Schreibers Bilder allerdings zeugen auch von einem sensiblen und feinsinnigen Mann. Sein Werk umfasst um die 500 Gemälde, viele mit italienischen Motiven, aber auch etliche, die heimische Klöster und Burgen zeigen, vor allem aus dem Fränkischen. Den Recherchen seines Ur-Ur-Enkels Wolfgang Vorwerk zufolge, hatte Schreiber gute und zahlungskräftige Kunden, darunter die Industriellenfamilie Faber-Castell.

In den letzten Jahren seines Lebens konnte Schreiber kaum noch malen - ein Augenleiden setzte ihm zu. Er starb am 17. Februar 1894 in Nürnberg an Milzbrand. Sein Erbe hat jedoch überlebt - auch dank Zofia Drahn aus Kulmbach. Während andere Kunstkenner von "avantgardistisch anmutender, farblich sehr effektvoller Pinselführung" sprechen, bringt sie es ganz einfach auf den Punkt: "Schreibers Bilder sind wunderschön."


Zufällig wiederentdeckt

Ausstellung Auf Schloss Burgfarrnbach/ Stadtarchiv in 90768 Fürth (Schlosshof 12) findet vom 20. April bis zum 25. Mai eine Ausstellung zum 200. Geburtstag des fränkischen Landschaftsmalers Peter Conrad Schreiber statt. Die öffentliche Vernissage ist am 19. April um 19 Uhr. Gezeigt werden Werke aus Privatbesitz sowie der Städte Fürth und Nürnberg.

Fast vergessener Künstler Der Landschaftsmaler Peter Conrad Schreiber (1816 bis 1894) stammt aus einer angesehenen Fürther Familie. Nach seinem Studium der Landschaftsmalerei in Berlin unternahm er eine dreijährige Italien-Reise. Viele seiner Bilder zeugen von der erhabenen Schönheit der Natur.
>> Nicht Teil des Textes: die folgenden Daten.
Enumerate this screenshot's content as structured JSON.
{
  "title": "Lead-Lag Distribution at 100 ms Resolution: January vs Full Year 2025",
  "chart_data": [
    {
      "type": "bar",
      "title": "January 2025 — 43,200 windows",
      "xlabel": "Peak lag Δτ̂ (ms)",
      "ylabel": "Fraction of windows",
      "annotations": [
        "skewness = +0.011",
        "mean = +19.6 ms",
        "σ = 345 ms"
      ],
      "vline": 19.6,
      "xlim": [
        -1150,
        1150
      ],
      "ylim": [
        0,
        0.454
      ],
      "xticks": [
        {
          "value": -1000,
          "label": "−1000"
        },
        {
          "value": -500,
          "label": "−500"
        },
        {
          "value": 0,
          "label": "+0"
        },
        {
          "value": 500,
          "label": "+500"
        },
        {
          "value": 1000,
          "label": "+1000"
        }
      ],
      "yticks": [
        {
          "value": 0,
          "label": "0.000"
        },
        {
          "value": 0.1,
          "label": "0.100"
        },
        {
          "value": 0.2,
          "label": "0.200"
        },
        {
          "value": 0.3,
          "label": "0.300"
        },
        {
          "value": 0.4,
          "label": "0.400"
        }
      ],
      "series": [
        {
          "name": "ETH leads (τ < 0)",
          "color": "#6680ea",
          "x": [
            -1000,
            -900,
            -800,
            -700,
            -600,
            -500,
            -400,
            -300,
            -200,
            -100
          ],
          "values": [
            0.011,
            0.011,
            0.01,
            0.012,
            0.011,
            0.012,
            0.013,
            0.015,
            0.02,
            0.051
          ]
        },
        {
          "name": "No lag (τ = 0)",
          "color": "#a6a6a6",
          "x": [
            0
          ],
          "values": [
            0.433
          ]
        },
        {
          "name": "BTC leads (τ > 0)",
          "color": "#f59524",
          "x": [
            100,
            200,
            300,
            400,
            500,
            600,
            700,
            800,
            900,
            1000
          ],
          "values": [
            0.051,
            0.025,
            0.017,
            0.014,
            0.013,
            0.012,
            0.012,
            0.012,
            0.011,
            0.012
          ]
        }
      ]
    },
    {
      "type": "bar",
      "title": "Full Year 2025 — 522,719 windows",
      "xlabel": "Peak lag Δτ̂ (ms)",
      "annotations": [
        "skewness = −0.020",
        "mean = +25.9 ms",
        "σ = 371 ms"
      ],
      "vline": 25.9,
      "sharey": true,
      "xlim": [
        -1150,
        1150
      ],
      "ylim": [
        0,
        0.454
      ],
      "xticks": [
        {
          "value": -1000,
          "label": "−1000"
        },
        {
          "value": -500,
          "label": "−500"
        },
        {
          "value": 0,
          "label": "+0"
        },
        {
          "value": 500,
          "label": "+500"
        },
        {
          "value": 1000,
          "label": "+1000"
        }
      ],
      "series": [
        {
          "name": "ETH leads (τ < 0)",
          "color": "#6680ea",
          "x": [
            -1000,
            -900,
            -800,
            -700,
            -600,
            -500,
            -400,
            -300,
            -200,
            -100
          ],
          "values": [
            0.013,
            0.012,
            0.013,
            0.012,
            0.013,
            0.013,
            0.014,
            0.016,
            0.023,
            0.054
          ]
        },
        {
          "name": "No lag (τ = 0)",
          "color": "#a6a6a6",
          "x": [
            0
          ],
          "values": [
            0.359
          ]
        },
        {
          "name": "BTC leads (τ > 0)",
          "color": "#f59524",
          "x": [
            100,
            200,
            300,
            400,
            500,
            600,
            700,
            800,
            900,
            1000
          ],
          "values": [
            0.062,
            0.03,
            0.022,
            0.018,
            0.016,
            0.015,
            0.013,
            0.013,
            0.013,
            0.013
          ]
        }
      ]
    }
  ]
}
Sie entführen den Betrachter durch ein "dramatisch gesetztes Licht" (Helmut Richter) in eine zuweilen fast mystische Welt.
Möglicherweise wäre Schreiber in Vergessenheit geraten, wenn sich die Kulmbacher Kunstfreundin Zofia Drahn nicht zufällig in ein Bild des Malers verliebt hätte - und deshalb begann zu recherchieren.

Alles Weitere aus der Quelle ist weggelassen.